From a total of 379 (359 passengers and 20 crew), 20 got killed, but 359 survived thanks mainly to Neerja. One of the children, then aged 7, is now a pilot with a major airline. He says Neerja Bhanot has been his inspiration and he owes every day of his life to her. Neerja was recognized internationally as "the heroine of the hijack" and posthumously received Ashoka Chakra, India's highest peace-time gallantry award.

And it was not Neerja alone, as the passengers looked death from close quarters, they too showed tremendous courage, compassion and support for fellow humans. A musician Nayan Pancholi who was in that flight has written in India Today TV’s online edition: “That day, nobody saw any religion, caste, or creed in each other. That day, we saw each other as humans and wanted to help each other and save each other’s lives. It's as simple as that in end.”

*

Let’s now move on to the film which is based broadly on this storyline. A similar narrative can also be seen on Wikipedia and elsewhere. However, some of Neerja’s colleagues in the flight have said this story is more fictional than real. Their point is simple, it was not Neerja alone, but every member of the crew who showed tremendous courage under stress. Maybe they are right, maybe they have a point. But on the Net, they are being abused squarely in high-decibel filthy language and kicked in different parts of their body for being – believe me – “unpatriotic”! Who says India has become intolerant?

And that is the reason I would salute the makers of the film including the director Ram Madhvani. With many other Bollywood film makers today, this film would have been subtly anti-Muslim and crudely anti-Pakistan. But the film is neither. Check these scenes.

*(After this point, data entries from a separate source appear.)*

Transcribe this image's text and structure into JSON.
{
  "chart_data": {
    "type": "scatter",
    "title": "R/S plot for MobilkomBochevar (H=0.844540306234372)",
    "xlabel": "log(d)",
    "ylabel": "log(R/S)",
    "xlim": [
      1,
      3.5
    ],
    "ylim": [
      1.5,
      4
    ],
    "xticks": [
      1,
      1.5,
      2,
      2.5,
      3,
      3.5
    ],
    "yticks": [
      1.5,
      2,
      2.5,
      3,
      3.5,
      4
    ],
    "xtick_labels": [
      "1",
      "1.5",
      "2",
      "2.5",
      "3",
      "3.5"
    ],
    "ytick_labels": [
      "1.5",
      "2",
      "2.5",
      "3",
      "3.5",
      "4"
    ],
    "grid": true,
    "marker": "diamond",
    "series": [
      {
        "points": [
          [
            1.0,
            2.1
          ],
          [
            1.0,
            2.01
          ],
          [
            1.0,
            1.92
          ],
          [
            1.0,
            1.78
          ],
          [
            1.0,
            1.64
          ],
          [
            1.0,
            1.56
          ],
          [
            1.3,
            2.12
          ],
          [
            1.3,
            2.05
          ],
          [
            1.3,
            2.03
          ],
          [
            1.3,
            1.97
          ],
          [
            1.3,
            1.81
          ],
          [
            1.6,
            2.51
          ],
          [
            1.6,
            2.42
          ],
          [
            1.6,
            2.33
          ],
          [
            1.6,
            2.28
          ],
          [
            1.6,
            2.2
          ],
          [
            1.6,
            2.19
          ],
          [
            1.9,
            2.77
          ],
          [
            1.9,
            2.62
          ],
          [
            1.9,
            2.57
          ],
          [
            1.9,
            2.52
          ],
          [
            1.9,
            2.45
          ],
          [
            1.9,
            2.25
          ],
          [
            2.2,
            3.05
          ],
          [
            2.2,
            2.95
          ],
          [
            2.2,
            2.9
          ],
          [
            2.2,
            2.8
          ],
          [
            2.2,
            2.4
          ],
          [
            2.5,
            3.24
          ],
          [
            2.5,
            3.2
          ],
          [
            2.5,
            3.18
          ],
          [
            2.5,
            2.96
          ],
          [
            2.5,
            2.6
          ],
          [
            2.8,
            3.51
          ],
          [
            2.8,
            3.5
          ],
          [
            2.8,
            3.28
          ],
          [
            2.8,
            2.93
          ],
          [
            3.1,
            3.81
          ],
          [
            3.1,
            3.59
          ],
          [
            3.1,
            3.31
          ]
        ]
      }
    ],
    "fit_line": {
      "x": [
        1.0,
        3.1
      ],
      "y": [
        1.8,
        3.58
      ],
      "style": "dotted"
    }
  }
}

When an officer tells the head of the Karachi Airport that there are 44 Pakistanis on the flight, the boss reacts angrily: ‘Do you want me to save the 44 Pakistanis and say “sorry” to the rest?’

In another scene, a man, who looks very much like a Muslim, is seen pushing an American passport under the seat.

For this reason alone, the movie Neerja is worth watching. In the ultimate analysis, even if the plot of the film is partly fictional, it tells a story of the human spirit, and of human values that come to surface when people are face to face with a deadly enemy, be it terrorists or be it floods.